With so many struggling, the priority is triage, the dirty work of segregating borrowers into the quick or the dead. Make no mistake; these are subjective judgments. There is little science and a lot of art to SAG decision-making. With this in mind, in order to garner support for a protracted workout, management must persuade SAG that it passes muster in three major areas, because it has:

• Provided evidence that all alternatives are being, or have been, considered for repayment of the loan. In today’s environment, this means exploring the potential for a major rationalization or restructuring of the business that would restore profitability and/or liquidate unproductive assets to generate cash. It also presumes that all refinancing alternatives will be investigated. While refinancing was the path of least resistance in a workout just 18 months ago, it is a very hard row to hoe these days.

• Presented a cogent argument that the plan being put forward is, in fact, the lender’s best alternative for collection. It is not sufficient for the plan to simply be in the interest of shareholders. It must have legitimate prospects for improving the lender’s position, while effectively mitigating further downside risk.
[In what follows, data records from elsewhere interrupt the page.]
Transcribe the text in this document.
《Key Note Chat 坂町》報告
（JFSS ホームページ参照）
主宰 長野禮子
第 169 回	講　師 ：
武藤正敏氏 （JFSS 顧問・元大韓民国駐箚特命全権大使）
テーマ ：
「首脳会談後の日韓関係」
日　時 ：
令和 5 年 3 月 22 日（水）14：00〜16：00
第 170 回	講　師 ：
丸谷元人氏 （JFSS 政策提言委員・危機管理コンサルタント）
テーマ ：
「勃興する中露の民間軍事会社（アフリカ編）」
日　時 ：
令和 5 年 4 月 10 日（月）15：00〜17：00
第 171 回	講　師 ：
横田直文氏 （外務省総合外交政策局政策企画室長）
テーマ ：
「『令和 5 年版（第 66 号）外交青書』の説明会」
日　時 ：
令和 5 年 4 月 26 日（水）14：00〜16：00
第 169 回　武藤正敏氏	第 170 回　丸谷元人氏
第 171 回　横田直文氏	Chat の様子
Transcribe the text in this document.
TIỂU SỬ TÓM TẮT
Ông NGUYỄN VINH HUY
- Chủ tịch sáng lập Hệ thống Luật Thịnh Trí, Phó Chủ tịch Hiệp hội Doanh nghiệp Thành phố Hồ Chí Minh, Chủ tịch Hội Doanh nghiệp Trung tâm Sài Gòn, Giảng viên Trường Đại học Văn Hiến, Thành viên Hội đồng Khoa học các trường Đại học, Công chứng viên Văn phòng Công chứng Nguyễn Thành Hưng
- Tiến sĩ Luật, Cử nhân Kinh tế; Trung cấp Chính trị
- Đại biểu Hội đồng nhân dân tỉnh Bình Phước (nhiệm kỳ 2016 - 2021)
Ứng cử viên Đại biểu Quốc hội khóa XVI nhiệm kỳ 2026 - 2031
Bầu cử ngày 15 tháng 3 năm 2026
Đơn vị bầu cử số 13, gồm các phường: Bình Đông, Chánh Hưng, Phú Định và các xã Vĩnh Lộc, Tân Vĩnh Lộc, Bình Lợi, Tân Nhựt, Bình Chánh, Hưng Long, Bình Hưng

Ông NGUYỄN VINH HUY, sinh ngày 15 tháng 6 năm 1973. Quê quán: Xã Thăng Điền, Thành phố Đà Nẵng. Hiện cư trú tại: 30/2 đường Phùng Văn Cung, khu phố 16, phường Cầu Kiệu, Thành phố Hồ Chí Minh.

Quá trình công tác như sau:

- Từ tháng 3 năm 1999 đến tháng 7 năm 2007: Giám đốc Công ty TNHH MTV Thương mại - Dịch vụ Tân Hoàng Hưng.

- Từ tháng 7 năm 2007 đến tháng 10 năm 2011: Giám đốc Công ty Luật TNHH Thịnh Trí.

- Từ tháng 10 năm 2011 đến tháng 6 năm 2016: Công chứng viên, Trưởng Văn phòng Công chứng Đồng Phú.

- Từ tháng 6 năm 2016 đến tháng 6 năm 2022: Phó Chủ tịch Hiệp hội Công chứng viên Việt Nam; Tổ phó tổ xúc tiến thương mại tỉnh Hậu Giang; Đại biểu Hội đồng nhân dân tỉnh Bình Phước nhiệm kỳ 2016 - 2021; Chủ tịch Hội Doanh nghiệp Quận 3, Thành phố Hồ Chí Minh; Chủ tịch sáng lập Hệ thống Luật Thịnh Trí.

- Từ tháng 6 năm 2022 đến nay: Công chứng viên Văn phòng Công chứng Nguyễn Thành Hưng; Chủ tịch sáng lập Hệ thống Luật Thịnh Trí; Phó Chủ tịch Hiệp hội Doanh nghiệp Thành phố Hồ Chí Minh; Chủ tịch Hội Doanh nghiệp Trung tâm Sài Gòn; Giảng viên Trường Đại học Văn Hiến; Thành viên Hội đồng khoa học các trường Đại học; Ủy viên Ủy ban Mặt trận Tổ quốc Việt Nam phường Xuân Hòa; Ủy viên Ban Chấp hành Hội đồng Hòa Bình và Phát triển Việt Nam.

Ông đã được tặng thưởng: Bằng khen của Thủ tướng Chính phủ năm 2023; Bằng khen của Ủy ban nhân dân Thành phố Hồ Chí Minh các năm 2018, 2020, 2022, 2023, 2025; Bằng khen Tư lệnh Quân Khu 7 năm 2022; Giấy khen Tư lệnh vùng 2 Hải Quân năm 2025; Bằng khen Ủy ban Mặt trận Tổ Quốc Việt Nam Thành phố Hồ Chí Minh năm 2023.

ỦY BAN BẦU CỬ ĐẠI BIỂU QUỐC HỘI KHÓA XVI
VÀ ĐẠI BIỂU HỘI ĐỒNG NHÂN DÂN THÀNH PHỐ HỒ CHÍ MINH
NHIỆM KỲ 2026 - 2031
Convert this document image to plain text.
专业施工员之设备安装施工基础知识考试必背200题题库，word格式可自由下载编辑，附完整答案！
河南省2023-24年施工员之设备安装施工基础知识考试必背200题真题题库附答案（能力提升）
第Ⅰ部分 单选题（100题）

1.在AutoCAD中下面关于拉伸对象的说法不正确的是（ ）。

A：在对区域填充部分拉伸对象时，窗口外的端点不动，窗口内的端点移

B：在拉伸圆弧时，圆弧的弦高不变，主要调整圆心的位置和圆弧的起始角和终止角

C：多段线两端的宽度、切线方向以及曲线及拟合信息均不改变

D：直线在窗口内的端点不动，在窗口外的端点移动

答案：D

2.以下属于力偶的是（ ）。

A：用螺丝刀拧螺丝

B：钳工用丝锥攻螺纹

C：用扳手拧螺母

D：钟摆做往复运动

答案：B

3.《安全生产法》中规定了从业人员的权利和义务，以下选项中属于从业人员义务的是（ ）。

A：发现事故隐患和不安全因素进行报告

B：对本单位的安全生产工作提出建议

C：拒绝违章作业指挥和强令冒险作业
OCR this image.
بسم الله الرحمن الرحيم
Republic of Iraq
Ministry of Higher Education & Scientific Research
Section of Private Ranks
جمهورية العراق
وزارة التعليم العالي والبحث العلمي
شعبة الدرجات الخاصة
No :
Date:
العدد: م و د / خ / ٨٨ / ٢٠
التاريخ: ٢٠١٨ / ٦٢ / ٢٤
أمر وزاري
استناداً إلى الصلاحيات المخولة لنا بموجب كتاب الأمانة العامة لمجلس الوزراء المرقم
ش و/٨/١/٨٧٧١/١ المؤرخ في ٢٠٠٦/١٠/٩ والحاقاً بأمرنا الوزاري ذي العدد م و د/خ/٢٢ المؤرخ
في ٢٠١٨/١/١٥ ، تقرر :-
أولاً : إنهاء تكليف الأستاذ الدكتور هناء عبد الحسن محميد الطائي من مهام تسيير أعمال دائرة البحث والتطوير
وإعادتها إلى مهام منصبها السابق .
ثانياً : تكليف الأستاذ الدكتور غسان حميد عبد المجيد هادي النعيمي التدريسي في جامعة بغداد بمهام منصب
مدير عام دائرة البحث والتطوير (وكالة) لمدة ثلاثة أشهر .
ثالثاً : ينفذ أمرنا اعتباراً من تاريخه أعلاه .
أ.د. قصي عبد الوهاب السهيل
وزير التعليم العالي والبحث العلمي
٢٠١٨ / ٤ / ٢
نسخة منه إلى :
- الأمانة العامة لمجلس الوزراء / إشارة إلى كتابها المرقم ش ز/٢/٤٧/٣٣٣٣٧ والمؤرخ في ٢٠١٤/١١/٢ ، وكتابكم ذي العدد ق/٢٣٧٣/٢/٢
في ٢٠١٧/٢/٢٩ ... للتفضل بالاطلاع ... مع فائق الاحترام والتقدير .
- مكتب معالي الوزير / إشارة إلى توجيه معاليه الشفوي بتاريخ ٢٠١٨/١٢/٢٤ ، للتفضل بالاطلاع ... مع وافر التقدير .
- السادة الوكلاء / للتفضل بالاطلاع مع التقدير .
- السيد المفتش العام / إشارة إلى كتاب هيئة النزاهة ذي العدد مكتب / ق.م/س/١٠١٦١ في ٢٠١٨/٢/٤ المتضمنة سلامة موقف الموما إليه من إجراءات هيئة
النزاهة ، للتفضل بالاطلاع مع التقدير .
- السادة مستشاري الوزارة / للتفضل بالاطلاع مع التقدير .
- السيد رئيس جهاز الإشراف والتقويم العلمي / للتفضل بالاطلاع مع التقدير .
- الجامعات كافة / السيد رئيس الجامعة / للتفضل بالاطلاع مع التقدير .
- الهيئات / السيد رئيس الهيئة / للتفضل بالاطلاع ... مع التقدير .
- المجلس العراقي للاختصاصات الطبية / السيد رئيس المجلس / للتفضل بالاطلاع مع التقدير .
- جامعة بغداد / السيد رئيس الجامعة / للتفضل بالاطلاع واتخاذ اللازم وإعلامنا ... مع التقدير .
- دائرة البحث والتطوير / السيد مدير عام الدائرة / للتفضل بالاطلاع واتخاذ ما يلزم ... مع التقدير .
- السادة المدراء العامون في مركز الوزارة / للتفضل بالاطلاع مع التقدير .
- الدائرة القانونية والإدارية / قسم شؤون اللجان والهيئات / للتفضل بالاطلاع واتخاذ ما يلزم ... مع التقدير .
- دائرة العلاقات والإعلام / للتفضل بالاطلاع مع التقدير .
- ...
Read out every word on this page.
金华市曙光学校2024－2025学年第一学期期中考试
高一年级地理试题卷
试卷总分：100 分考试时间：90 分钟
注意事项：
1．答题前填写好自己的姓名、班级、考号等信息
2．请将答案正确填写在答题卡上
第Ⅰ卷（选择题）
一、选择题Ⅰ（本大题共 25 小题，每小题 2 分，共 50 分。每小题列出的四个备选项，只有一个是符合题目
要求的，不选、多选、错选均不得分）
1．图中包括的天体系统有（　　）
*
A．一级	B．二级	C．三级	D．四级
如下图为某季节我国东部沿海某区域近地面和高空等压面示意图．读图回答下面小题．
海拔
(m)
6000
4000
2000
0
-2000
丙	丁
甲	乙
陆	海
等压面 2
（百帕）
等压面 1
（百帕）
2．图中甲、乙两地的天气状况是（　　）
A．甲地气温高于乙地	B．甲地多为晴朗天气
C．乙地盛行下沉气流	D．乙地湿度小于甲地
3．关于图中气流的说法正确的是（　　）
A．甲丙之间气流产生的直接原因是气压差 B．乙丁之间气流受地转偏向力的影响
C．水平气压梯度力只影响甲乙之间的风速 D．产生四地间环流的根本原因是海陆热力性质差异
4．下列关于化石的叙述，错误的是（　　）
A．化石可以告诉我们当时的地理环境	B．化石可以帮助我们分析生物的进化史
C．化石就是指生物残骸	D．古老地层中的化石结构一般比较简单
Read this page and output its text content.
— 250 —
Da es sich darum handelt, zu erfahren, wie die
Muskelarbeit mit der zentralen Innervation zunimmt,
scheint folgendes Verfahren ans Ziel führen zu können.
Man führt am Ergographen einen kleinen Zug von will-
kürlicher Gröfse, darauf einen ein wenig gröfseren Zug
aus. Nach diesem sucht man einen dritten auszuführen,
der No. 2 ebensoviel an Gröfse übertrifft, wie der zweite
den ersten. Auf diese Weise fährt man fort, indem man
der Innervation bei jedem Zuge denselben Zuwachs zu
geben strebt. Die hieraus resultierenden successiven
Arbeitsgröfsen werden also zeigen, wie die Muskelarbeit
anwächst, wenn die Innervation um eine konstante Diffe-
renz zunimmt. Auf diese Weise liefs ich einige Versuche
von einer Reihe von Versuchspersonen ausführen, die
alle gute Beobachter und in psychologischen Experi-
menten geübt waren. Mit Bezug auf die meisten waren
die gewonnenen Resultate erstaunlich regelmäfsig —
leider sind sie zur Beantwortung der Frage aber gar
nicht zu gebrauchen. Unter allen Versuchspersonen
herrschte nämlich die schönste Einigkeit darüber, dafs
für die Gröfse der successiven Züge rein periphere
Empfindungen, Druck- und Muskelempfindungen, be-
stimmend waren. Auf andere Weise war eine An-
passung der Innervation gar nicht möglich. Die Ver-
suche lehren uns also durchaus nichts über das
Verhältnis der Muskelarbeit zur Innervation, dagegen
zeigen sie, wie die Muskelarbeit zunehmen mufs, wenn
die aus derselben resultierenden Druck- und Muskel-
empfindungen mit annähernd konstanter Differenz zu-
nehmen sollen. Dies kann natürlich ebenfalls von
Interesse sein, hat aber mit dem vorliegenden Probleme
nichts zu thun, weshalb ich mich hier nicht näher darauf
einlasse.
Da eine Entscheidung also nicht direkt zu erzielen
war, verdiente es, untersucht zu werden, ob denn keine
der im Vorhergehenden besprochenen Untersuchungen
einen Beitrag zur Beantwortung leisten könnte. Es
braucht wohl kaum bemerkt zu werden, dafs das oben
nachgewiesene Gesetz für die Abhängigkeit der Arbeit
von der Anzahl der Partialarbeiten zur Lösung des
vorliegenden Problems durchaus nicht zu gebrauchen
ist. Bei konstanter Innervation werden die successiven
• And, proved that the borrower’s team, however restructured and/or augmented, is better able to effect recovery than the bank alone. The absence of even one of these basic considerations reduces the probability that a bank will accord the borrower anything more than a very short window of opportunity to get its act together. It is generally unspoken, but SAG bankers have a bias against owners/management teams that have never worked through a serious problem situation. There are a couple of ways to effectively combat the presumption of incompetence:

• Get outside help. Dealing with SAG is time consuming, just when the business demands maximum management focus. The guidance of a competent financial advisor and an experienced workout attorney both lightens management’s load and instills greater confidence at the bank.

• Get real; pursue change decisively. Experienced bankers believe that deteriorating business performance is often a consequence of complacent management that is out of touch with the competitive environment, while marching on with a strategy that has lost relevance in the market. These businesses invariably exhibit some combination of denial that the problem exists, arrogance that difficulties can be overcome without assistance, or nostalgia for the “good old days” when everything was fine. An ability to be realistic, candid, and proactive is an essential starting point in the process.

• Finally, the road out of SAG depends on a realistic plan that can be achieved. Demonstrate that every stone is being turned over to improve the business’ circumstances. And, be sure the bankers understand the factors that may negatively impact results. In good times, reporting is required at regular intervals; in a crisis, it becomes continuous. Tell the truth, but manage expectations wisely—under promise, over deliver. In the absence of sufficient cash flow to meet both debt service and the reinvestment needed to sustain the firm over time, develop and be prepared to act on “Plan B.” Here again, no alternative can be ignored, including a more radical restructuring, arranging outside capital, and/or a sale of the business.

Given the unprecedented nature of events over the past six months, it seems increasingly clear that it is going to be a long, hard pull out of this economic tailspin. As a result, the utmost care must be given to any restructuring arrangement made with the bank. Beware of partial or one-sided deals. New collateral and guarantees should be granted only in concert with a restructuring on terms that recognize the challenges and permit a reasonable chance of success over time. Resist SAG’s inclination to keep the credit relationship on a short fuse (i.e., a series of rolling 30-day extensions). Hammer out a longer-term arrangement (at least a year) that provides certainty of adequate credit availability, subject to reasonable performance hurdles.

Maneuvering through SAG is challenging. Those that survive to prosper again will need to step up their game now.